9. Day 14: Joy In “Muddy Boots Welcome”

Posted by on Dec 14, 2014 in All-One, Fear of Living Joy | 0 comments

9. Day 14:  Joy In “Muddy Boots Welcome”

One of the biggest surprises in coming to England has been in discovering walking; what I thought it was, what it is here and the huge gap in between.  You may remember that I started walking daily as inspired by Holy Spirit, long before even deciding to go on this trip.  Not ever registering as an athlete of any kind, walking suited me in that I do it naturally therefore “walking” as health encouraging exersize seemed an obvious next step (pun intended;).  I have been walking 2-3 miles a day for over six months.  My walking started not as a bid for bodily health exactly but as a practice for extending love to my fear of Every Day.  As our plans for this trip began to fall into place I looked forward to carrying on my daily walk in England.  I know there is a big walking culture here and thought I would fit right in.

My first surprise re walking came in London where daily life required so much walking (some days we had done five miles just sight seeing and getting in and out of the tube stations) that there wasn’t time or need to “go for a walk”.  My practice of writing and blogging to maintain mindful awareness of my connection to Holy Spirit was going strong so my daily walk with HS could morph into true daily walking as a matter of course.

Walking to Boots Folly

Walking to Boots Folly

My next surprise came in Devon, where again I thought “Oh how lovely!  We can walk in the country!” and I discovered walking in the country meant cohabiting with traffic traveling at 60mph on a two (oft times down to one) land road.  This seemed the equivalent to me of taking a walk on Highway 99 in California in the Valley; dangerous, unthinkable and way above my willingness.
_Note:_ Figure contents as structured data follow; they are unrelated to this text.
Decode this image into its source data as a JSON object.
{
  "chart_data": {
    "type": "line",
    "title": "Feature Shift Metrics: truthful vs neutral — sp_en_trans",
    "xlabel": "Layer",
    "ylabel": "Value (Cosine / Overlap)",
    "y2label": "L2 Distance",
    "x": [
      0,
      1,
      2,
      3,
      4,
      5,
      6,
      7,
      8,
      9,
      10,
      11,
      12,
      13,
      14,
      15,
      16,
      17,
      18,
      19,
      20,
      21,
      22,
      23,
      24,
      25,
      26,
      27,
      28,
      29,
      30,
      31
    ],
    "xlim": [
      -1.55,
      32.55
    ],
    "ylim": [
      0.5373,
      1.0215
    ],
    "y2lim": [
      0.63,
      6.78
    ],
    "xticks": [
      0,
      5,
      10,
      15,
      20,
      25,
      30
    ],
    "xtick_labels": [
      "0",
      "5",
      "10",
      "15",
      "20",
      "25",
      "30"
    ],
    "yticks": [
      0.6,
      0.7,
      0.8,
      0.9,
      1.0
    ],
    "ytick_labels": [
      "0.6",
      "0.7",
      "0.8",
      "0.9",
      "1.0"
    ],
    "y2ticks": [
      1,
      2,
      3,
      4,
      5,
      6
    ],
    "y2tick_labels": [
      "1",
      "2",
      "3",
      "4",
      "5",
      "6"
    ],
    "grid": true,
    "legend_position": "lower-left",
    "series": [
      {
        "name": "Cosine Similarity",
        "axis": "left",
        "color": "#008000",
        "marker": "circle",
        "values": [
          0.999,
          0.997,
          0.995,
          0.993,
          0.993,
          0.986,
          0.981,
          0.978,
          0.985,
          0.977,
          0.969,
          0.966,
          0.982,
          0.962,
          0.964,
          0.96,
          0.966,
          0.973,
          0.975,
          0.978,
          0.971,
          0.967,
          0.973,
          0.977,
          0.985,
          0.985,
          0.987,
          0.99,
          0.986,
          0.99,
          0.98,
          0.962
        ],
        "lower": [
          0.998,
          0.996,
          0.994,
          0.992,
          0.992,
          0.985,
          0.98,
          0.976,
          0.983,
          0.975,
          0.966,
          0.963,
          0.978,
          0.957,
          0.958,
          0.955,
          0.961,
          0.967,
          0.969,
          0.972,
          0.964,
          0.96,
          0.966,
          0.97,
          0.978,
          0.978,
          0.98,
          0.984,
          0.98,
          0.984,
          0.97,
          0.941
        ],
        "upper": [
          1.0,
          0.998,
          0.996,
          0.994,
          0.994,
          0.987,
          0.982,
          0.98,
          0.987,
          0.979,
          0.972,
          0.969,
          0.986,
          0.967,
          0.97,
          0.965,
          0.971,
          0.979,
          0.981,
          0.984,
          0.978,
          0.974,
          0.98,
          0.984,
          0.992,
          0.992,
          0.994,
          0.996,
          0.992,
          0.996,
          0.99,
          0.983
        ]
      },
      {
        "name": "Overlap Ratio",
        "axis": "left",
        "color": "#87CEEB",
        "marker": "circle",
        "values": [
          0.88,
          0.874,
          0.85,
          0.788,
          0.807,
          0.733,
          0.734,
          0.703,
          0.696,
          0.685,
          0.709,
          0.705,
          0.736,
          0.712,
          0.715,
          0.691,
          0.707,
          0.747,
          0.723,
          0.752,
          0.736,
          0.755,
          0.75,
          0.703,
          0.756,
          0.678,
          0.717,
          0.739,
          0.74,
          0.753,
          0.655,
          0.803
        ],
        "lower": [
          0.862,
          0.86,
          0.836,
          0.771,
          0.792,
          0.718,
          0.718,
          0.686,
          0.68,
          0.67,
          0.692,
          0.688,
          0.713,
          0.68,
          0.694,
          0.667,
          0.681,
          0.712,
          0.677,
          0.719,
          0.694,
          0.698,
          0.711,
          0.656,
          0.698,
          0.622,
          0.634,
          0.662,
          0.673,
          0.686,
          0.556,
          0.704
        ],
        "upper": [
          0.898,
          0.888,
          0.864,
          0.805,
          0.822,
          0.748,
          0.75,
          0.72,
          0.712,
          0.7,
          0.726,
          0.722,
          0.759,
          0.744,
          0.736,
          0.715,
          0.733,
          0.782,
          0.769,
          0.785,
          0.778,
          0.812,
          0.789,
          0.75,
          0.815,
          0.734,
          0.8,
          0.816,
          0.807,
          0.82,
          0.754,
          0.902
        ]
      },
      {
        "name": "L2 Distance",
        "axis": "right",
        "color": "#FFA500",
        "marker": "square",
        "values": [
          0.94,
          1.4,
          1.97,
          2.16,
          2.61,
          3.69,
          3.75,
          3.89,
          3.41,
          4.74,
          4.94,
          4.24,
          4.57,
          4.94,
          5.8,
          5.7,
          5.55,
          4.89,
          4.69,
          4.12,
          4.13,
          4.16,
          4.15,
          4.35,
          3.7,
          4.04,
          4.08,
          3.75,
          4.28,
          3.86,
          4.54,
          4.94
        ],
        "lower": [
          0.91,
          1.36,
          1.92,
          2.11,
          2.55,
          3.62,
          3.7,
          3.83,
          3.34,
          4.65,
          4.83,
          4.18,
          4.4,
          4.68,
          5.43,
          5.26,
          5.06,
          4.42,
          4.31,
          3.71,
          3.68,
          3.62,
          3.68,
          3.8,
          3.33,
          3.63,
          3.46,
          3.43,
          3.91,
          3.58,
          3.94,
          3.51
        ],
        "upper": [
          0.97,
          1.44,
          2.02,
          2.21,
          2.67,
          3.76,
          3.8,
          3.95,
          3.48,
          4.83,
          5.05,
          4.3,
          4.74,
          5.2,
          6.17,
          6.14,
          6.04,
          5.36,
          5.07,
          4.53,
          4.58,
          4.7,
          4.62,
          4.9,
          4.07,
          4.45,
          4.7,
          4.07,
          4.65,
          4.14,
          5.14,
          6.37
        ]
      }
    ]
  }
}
Finally I arrive in the gorgeous, rugged hills of north Yorkshire and Derbyshire thinking, here is the best place.  I know people come all over to “walk” the Peak District so I imagine lovely paths, maybe even the odd loo along the way like on the American Rive Parkway (27 miles of walkable paths). HA!  I say again HA HA!!  I feel like a lumpkin come to town.  Firstly walking here is what we would call hiking.  It is serious, lengthy and requires guts and footwear I did not possess.  Walking here are foot paths which meander through private property which may contain sheep, deer, cattle and other wildlife I would probably shudder to think of.  I realize I am from the nursery school of walking faced with a PHD trail.  I did relent and buy a pair of lovely blue wellington boots because mud is a very real fact of life here.  Not a spot of mud on the shoe you can flick off with a leaf or stick but much that splashes up the legs and gets on the hem of pants, jackets and unsuspecting gloves.  This is serious mud which is a way of life for “walkers” in England.  I have always been somehwat fastidious and a lover of clean.  I did not play in the mud though might have, as a child, made a mud cake from adding a few teaspoons of water to brown dirt to make a small bowl of “batter” for my pretend tea party.  The mud here is deep, pervasive because of the wet climate and inescapable.

Love brings you home.

Love brings you home.

My revelation came yesterday as we were walking (my kind of walking in town from pub to shop) and I began noticing signs on pubs and tea rooms:  MUDDY BOOTS WELCOME.  What a difference from the normal reminders of “No shirt, no shoes, no service” I have seen in America.  This mecca of walkers, or hikers as I would say, tramp for miles around and to and from a myriad of picturesque villages and repair to the local pub for lunch or at the end of a multi mile march.  What relief and delight to walk into town covered in mud and see a MUDDY BOOTS WELCOME sign.  I realized I might be missing something with my tending to keep to the safe and clean byways.  I don’t know if I am yet ready to strike out into the mountainous local climbs but I do own my own pair of wellies now and my willingness is growing.  Who knows?  I might even strike out across a field in the Lake District and surprise myself.  For now, one of my favorite memories was the short “walk” we took to Boots Folly (so named, no doubt, because the mud could suck a boot right of an ill planted foot).  A very Wuthering Heights sort of walk complete with piercing wind, rugged hills and nosy sheep.

The MUDDY BOOTS WELCOME sign will now be my reminder that walking with the Holy Spirit can and will take me through unknown terrain requiring things I didn’t even know I needed and that all will be revealed as needed.  Joy is MUDDY BOOTS WELCOME indeed!